L'émissaire spécial du président américain Donald Trump pour le Moyen-Orient, Steve Witkoff, a affirmé à Washington avoir "un très bon ressenti" sur la possibilité de parvenir à "un cessez-le-feu temporaire à Gaza et une solution à long terme".
"Nous sommes sur le point d'envoyer une nouvelle proposition qui sera, nous l'espérons, livrée plus tard aujourd'hui", a-t-il déclaré, alors que la guerre déclenchée par le Hamas est entrée mercredi dans son 600e jour.
Ses services avaient affirmé la veille que le mouvement islamiste palestinien avait décliné une précédente offre de cessez-le-feu.
"Nous avons chassé les terroristes de notre territoire, pénétré de force dans la bande de Gaza, éliminé des dizaines de milliers de terroristes, éliminé (...) Mohammed Sinouar", a-t-il déclaré lors d'une session au Parlement.
L'armée israélienne avait annoncé avoir frappé le 13 mai "un centre de commandement et de contrôle du Hamas situé dans une infrastructure souterraine terroriste, sous l'hôpital européen de Khan Younès", dans le sud de la bande de Gaza.
Selon des médias israéliens, cette frappe visait en fait Mohammed Sinouar, frère de Yahya Sinouar, ex-chef suprême du Hamas tué par l'armée israélienne en octobre 2024 à Rafah, dans le sud de la bande de Gaza.
Yahya Sinouar est considéré comme le principal architecte de l'attaque sans précédent du Hamas contre Israël du 7 octobre 2023, qui a déclenché la guerre à Gaza.
Selon les experts du mouvement islamiste, Mohammed Sinouar dirigeait la branche armée du Hamas, les Brigades al-Qassam, considérées, au même titre que leur mouvement politique, comme une organisation terroriste par les Etats-Unis et l'Union européenne notamment.
"Indigne et dangereux"
L'annonce intervient après qu'un haut responsable de l'ONU a jugé indigne le nouveau système d'aide mis en place par Israël dans le territoire palestinien, après une distribution chaotique ayant fait 47 blessés la veille.

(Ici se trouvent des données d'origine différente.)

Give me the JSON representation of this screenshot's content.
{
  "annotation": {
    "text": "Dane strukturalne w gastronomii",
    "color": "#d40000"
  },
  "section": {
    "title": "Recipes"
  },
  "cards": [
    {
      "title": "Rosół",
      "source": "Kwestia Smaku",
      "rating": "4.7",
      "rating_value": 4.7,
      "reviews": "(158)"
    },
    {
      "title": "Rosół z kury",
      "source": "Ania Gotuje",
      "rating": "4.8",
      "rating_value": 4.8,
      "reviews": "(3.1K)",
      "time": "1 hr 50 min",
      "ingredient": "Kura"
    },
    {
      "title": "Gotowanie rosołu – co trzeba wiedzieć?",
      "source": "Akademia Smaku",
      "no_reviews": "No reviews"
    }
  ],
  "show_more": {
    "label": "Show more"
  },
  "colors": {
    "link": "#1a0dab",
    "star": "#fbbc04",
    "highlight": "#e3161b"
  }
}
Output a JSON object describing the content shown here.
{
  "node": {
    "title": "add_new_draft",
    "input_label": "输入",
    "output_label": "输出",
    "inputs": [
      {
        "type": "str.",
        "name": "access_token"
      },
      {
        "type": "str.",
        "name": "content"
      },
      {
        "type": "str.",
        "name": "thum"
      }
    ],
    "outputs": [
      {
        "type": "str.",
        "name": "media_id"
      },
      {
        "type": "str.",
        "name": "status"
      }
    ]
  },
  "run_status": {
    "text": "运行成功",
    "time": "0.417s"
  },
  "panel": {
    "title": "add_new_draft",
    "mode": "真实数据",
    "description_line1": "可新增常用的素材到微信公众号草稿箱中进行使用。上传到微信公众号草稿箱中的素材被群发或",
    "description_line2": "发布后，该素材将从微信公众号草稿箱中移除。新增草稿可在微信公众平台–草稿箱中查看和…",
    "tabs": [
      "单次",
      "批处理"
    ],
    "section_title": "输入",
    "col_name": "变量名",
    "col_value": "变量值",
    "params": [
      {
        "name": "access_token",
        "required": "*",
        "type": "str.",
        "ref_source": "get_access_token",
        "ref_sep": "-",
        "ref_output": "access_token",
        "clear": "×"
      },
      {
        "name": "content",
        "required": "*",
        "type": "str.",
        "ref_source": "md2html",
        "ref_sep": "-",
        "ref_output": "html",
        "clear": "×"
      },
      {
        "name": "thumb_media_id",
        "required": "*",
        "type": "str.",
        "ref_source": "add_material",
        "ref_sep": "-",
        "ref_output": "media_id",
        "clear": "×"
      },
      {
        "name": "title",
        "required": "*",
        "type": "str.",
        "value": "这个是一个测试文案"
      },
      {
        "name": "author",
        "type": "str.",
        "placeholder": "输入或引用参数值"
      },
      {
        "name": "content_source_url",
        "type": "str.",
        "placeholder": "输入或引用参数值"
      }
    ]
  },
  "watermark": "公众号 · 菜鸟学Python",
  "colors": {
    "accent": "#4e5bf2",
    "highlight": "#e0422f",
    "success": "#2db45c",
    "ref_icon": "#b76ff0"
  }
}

L'armée israélienne a démenti mercredi avoir ouvert le feu sur la foule en marge de cette distribution à Rafah (sud), dans un nouveau centre tenu par la Fondation humanitaire de Gaza (GHF), une société privée créée avec le soutien d'Israël et des Etats-Unis.
L'opération a tourné au chaos lorsque des milliers de Palestiniens se sont rués sur le site, selon des journalistes de l'AFP.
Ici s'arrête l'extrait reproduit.